Speaking at a gathering in Kabul on Wednesday to commemorate the third anniversary of the US-Taliban Doha agreement, Mullah Abdul Ghani Baradar, the Taliban’s deputy prime minister, criticised the US for not allowing the world to engage with the group.
The US and the Taliban, after nearly two years of direct negotiations, signed the Doha Deal in Qatar on 29 February 2020, in which the US agreed to withdraw its forces from Afghanistan.
Mullah Baradar, who negotiated and signed the agreement on behalf of the Taliban, said the day was “important and valuable” in ending the US and allies’ 20 year military engagement in Afghanistan.
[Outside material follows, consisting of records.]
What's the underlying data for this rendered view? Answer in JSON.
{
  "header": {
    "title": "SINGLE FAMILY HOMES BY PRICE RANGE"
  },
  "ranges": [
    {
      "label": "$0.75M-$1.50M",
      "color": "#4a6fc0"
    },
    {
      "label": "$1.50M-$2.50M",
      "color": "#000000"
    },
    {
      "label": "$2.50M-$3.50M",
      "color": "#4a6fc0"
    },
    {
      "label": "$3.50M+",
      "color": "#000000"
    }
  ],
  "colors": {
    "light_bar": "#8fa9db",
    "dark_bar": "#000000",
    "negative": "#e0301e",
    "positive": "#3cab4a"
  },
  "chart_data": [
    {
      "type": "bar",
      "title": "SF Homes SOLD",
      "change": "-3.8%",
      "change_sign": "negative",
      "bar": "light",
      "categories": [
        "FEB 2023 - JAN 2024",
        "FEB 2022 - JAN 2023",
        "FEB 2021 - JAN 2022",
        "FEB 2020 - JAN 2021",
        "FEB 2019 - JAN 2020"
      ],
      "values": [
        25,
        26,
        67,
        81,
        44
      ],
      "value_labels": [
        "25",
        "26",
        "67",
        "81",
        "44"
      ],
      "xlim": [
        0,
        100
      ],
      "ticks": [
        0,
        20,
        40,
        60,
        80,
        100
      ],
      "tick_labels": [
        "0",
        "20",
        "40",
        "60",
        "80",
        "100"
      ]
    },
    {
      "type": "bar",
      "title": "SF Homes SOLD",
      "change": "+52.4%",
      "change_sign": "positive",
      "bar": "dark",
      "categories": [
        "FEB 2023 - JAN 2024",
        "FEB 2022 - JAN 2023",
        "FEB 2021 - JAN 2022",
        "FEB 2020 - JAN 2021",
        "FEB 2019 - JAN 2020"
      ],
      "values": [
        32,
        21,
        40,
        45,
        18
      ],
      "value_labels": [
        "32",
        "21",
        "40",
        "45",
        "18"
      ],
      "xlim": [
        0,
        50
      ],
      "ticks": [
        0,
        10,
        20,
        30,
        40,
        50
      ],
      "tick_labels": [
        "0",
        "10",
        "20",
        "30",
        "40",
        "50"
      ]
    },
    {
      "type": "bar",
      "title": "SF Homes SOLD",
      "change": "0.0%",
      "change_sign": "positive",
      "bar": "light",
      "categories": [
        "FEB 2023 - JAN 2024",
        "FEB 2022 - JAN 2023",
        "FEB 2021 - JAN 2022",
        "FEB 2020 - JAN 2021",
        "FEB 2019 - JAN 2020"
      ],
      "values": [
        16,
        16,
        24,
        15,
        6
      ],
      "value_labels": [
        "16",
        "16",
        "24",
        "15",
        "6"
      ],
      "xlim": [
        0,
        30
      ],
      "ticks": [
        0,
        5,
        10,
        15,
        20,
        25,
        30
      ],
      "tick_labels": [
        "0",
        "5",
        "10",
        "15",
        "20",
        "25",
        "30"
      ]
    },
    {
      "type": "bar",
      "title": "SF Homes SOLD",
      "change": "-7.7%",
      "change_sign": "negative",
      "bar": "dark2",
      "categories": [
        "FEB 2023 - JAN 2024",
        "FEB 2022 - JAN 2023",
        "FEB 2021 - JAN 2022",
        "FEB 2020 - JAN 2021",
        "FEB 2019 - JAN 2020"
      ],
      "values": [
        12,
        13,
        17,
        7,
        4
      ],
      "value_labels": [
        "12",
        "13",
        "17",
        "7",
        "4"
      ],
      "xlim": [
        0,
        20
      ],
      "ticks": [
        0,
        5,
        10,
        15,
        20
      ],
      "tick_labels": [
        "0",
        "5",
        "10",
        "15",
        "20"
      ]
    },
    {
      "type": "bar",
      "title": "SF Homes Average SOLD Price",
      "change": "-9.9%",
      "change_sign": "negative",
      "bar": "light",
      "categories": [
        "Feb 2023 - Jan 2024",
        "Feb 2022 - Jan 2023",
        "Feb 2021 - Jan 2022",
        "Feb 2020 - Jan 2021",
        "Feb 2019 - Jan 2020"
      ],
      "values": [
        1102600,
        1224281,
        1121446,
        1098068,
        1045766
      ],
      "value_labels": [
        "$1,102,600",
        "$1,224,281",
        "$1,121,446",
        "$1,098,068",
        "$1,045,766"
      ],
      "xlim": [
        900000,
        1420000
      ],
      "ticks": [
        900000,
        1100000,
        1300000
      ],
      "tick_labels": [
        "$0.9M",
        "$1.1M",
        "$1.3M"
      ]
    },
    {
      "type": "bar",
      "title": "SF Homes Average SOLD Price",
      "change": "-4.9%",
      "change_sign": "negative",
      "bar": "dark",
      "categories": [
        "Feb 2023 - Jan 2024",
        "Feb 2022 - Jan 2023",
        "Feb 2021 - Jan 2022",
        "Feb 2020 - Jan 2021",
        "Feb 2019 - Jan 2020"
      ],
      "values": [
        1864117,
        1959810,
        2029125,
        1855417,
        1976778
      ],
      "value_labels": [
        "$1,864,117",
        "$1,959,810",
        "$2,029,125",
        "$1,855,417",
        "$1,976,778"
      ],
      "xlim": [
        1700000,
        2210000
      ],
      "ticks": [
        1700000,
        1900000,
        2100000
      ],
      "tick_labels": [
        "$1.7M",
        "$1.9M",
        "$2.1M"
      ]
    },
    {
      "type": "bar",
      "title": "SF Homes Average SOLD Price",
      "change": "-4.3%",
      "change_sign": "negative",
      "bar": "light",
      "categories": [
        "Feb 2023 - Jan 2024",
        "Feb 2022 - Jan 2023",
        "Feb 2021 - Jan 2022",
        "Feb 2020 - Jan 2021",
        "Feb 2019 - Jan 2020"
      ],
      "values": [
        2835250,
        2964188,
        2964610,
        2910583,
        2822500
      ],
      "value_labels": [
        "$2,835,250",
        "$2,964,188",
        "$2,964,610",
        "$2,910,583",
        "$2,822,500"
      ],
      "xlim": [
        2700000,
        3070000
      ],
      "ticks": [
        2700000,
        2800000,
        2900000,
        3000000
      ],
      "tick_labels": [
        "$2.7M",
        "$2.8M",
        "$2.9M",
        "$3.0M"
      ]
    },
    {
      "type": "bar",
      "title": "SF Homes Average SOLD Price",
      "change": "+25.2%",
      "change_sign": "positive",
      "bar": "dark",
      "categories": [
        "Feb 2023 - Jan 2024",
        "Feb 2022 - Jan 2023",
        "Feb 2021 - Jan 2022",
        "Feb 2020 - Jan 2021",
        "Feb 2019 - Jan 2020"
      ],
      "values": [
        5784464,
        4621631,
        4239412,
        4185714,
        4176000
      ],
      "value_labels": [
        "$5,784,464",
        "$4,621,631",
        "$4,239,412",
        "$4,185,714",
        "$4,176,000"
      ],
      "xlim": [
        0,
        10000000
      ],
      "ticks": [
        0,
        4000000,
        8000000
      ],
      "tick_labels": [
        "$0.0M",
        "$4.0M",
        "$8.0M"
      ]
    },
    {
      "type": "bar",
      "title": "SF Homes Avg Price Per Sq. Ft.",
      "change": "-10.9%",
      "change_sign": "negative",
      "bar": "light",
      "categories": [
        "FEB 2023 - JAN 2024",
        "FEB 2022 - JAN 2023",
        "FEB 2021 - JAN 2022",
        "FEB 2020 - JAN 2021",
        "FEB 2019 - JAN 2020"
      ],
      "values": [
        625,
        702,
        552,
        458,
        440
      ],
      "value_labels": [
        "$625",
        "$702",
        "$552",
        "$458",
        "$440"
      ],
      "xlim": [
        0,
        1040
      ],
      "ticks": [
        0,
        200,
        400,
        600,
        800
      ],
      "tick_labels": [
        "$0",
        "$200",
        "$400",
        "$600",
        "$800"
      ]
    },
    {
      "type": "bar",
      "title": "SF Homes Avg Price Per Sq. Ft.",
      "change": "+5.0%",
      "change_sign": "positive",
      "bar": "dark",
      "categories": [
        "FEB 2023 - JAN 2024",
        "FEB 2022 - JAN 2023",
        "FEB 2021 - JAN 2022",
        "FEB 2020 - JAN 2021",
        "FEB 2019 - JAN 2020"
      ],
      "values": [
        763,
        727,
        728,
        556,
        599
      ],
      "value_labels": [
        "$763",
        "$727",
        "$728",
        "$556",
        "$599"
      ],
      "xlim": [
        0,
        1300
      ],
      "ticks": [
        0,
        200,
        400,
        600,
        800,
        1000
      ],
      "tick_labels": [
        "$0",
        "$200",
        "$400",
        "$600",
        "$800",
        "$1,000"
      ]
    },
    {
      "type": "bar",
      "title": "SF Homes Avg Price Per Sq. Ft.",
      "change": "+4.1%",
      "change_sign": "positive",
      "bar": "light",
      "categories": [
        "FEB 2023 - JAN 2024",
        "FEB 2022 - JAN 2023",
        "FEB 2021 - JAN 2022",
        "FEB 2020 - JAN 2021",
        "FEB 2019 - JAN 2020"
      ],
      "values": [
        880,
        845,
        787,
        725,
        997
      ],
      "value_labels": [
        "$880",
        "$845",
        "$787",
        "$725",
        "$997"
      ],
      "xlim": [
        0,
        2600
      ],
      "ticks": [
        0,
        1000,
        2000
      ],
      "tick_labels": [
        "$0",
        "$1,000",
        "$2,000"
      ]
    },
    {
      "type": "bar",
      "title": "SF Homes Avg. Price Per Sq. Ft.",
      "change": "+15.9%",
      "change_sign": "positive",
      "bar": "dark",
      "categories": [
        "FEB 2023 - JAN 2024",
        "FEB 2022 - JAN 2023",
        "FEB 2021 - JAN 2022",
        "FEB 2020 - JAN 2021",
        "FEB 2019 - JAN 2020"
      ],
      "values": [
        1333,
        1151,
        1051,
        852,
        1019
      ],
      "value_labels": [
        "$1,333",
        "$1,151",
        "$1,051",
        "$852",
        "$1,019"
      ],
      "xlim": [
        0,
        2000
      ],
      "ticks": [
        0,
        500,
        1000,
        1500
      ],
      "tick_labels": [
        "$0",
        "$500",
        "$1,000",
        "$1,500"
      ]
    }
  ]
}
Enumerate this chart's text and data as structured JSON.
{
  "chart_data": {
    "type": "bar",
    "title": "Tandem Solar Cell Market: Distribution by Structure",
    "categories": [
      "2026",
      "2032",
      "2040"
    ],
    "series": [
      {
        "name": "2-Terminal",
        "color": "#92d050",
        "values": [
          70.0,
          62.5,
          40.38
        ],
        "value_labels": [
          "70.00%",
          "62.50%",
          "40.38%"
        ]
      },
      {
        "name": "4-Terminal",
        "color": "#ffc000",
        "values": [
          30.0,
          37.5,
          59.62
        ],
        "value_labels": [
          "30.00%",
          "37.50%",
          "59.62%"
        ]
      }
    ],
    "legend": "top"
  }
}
Baradar is quoted by the Taliban-run Bakhtar News Agency as saying, “America has illegally blocked Afghanistan’s assets, kept the leaders of the Islamic Emirate (Taliban) blacklisted, and does not allow the world to engage with Afghans either.”
The Taliban’s minister of minerals and petroleum, Maulvi Shahabuddin Delawar, told the gathering that “the Doha Deal was a victory for the Muslim world.”
The US negotiator of the Doha Deal, Zalmay Khalilzad, told the BBC that the deal had “limited” impact on the fall of the Afghan government. He blamed Afghan leaders, especially, the then president, Ashraf Ghani, for the collapse. The Taliban, he said, had been willing to form a coalition government two days before the fall of Kabul.